Nu zie ik dat je je oorspronkelijke repliek (over mijn chronische
behoefte om mij te ergeren) hebt verwijderd. Daardoor wordt natuurlijk een deel
van het geprek dat zich onder mijn oorspronkelijke post ontvouwde
onbegrijpelijk. Maar je vergat wel nog een ‘vind ik leuk’ te verwijderen onder
het commentaar van iemand anders die zich, net als jij, ergerde aan mijn
uithaal:
Jezus, facebook op z'n smalst. Malcontenten,
verenigt u!
Kijk, Kathleen, het incident is in jouw ogen wellicht te onbenullig om er
zoveel aandacht aan te besteden, maar ik vind het toch de moeite waard om duidelijk
te stellen waar het mij om te doen is. Ik vind dit namelijk niet ‘Facebook op
zijn smalst’. Integendeel. Hier ontstaat een discussie die ergens over gaat en
die de zaken nu net in een bréder perspectief plaatst. En ik laat mij niet in
de hoek drummen van ‘malcontenten’ voor wie ademen gelijkstaat met zich
ergeren. Wie zich de moeite getroost om mijn blog te lezen en te bekijken, zal niet
tot zo’n overhaast en geringschattend oordeel komen.
Mijn ergernis over het jolige toontje in het algemeen en in duidingsprogramma’s
in het bijzonder wortelt in een veel bredere bezorgdheid.
Wat verwacht ik van een actualiteitsprogramma op de openbare omroep? (Ik
heb het hier bewust uitdrukkelijk over de openbare omroep.)
Ik wil geïnformeerd worden. Op een zo objectief mogelijke, nuchtere
manier. Ik wil geen Café Corsari-entertainment. Daar is Café Corsari voor. Ik
wil geen presentatie die gezellig en gemoedelijk wil zijn.

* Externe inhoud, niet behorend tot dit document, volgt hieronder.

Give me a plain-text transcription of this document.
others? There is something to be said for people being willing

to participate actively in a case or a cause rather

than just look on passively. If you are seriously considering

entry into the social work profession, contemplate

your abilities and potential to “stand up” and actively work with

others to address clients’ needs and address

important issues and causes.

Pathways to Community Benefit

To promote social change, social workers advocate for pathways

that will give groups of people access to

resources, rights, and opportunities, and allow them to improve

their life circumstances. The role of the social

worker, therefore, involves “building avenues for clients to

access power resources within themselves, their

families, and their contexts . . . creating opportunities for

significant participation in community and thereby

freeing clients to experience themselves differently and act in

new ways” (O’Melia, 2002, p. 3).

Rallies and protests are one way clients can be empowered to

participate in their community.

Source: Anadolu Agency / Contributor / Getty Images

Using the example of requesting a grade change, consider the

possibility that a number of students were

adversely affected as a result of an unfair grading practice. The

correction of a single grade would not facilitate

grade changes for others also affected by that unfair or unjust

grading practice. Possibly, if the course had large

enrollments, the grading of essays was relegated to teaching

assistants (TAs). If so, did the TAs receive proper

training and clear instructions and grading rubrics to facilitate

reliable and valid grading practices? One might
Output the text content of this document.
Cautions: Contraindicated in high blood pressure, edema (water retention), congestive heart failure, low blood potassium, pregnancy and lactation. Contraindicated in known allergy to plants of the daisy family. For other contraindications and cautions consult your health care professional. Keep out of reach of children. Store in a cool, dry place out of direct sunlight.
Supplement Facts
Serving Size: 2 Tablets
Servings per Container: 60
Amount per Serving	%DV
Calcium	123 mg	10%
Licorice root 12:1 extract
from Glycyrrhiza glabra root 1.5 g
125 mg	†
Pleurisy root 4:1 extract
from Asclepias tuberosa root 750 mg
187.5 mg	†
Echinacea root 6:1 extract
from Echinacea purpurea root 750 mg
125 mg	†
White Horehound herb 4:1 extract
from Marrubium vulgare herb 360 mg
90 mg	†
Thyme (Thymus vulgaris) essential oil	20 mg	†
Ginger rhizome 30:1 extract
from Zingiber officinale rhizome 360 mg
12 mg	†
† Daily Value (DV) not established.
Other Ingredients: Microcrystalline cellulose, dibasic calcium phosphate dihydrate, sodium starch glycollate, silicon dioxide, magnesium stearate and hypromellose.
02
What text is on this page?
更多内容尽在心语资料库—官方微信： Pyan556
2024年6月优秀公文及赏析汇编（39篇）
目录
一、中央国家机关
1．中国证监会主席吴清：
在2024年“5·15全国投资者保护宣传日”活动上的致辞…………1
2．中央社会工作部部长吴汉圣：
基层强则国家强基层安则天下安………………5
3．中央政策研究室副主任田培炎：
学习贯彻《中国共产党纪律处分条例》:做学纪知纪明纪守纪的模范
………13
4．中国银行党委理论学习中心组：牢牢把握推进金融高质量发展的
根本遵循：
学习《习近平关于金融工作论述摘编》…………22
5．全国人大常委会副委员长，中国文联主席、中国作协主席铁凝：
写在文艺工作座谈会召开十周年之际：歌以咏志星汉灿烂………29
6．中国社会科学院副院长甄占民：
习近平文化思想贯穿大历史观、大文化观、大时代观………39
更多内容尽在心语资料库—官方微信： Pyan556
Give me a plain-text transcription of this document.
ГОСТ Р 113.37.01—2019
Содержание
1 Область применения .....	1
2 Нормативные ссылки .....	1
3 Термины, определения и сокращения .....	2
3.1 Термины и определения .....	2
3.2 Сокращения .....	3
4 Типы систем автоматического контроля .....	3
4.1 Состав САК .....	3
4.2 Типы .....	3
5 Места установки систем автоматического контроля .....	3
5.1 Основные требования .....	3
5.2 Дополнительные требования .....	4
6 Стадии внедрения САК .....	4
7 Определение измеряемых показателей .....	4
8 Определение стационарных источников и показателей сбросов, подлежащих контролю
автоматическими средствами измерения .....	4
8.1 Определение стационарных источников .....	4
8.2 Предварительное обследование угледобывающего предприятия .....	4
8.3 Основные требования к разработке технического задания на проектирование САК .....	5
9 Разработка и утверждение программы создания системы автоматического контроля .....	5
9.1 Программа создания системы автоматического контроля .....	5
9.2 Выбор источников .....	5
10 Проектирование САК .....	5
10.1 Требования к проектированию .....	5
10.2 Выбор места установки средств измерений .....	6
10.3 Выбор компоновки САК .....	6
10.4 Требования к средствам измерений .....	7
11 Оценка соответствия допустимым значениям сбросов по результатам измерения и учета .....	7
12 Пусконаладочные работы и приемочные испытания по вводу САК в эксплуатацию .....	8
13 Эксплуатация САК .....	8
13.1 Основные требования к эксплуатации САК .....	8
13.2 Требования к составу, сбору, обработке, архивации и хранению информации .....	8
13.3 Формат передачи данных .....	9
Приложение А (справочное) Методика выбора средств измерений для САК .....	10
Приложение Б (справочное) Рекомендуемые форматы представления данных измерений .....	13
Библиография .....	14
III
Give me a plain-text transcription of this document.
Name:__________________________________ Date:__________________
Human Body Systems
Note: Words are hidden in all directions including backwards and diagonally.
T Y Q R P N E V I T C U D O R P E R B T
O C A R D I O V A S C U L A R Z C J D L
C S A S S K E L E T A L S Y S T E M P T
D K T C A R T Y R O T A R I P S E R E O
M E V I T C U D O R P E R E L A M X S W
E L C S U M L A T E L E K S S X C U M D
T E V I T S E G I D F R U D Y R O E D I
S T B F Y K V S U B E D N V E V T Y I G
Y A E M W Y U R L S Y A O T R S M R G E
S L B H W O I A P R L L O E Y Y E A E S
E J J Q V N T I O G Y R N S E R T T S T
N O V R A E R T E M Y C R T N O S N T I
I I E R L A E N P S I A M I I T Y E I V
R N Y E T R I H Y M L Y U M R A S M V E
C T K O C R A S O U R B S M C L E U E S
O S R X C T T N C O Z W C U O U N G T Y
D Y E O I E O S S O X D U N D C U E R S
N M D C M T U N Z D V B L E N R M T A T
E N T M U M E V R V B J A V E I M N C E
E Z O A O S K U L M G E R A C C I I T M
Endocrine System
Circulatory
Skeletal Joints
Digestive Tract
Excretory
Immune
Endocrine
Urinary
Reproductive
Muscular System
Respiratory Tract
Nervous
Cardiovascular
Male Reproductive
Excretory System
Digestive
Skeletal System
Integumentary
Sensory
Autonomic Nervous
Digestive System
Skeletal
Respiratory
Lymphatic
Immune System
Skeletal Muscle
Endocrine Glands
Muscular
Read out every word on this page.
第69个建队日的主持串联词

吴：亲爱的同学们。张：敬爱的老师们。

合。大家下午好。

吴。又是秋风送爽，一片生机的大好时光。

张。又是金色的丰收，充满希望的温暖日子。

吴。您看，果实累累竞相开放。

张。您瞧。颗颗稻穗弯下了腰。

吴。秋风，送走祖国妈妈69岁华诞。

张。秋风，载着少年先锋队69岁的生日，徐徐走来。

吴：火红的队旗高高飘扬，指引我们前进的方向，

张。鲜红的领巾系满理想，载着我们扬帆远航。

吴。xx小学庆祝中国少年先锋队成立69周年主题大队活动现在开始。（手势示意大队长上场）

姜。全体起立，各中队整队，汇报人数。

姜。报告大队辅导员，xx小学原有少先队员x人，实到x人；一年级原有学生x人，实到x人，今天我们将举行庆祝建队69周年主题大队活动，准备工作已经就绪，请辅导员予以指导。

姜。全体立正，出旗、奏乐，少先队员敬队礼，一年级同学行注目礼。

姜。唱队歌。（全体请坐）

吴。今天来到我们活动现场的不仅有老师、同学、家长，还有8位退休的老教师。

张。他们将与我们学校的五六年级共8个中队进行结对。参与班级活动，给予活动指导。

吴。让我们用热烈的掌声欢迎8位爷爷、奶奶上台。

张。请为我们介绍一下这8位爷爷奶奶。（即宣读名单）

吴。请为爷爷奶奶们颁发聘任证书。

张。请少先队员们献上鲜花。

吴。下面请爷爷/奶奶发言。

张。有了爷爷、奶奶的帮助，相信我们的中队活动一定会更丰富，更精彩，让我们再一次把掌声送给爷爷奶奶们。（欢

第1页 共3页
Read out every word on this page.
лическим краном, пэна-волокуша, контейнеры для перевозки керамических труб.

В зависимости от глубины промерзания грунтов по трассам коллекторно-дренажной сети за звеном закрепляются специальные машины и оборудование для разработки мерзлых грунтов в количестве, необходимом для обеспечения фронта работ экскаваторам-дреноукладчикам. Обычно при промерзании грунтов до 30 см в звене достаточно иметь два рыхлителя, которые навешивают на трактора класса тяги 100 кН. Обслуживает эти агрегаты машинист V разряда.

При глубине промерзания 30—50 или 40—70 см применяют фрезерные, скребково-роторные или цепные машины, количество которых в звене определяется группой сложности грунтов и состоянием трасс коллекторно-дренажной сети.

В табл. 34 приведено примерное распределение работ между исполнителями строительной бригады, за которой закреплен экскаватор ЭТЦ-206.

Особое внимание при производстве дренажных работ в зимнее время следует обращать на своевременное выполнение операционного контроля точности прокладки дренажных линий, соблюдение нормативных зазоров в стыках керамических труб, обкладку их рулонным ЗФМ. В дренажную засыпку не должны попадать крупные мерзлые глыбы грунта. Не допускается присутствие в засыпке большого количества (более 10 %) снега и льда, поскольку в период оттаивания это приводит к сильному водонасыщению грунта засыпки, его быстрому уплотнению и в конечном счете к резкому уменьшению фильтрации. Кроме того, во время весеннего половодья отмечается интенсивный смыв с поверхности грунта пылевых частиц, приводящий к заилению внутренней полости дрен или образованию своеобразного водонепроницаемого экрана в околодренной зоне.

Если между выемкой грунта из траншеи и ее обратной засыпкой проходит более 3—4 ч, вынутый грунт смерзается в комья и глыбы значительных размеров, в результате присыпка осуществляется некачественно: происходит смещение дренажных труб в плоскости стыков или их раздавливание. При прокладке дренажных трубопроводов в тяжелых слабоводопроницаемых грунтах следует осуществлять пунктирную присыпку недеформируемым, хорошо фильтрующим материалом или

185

Dat is, dacht ik, een redelijk verlangen. Als belastingbetaler ben ik
cosponsor van de openbare omroep en ik vind het dan ook niet meer dan normaal dat
ik mij mag verzetten tegen een impalming van die omroep door de commerciële
logica. Die logica zorgt ervoor dat – à la limite – enkel programma’s die hoge kijk-
en luistercijfers scoren, en die dus veel reclame-inkomsten genereren, kunnen blijven
bestaan, en dat leidt dan weer tot uniformisering. Als belastingbetalende maar
ook kritische gebruiker verlang ik dat de openbare omroep in zijn
actualiteitsprogramma’s de werkelijkheid op een objectieve manier weergeeft. Voor
zover die werkelijkheid veelzijdig, onprettig en complex is, kan een uniforme
en vrolijke, gemoedelijke weergave ervan niet adequaat zijn.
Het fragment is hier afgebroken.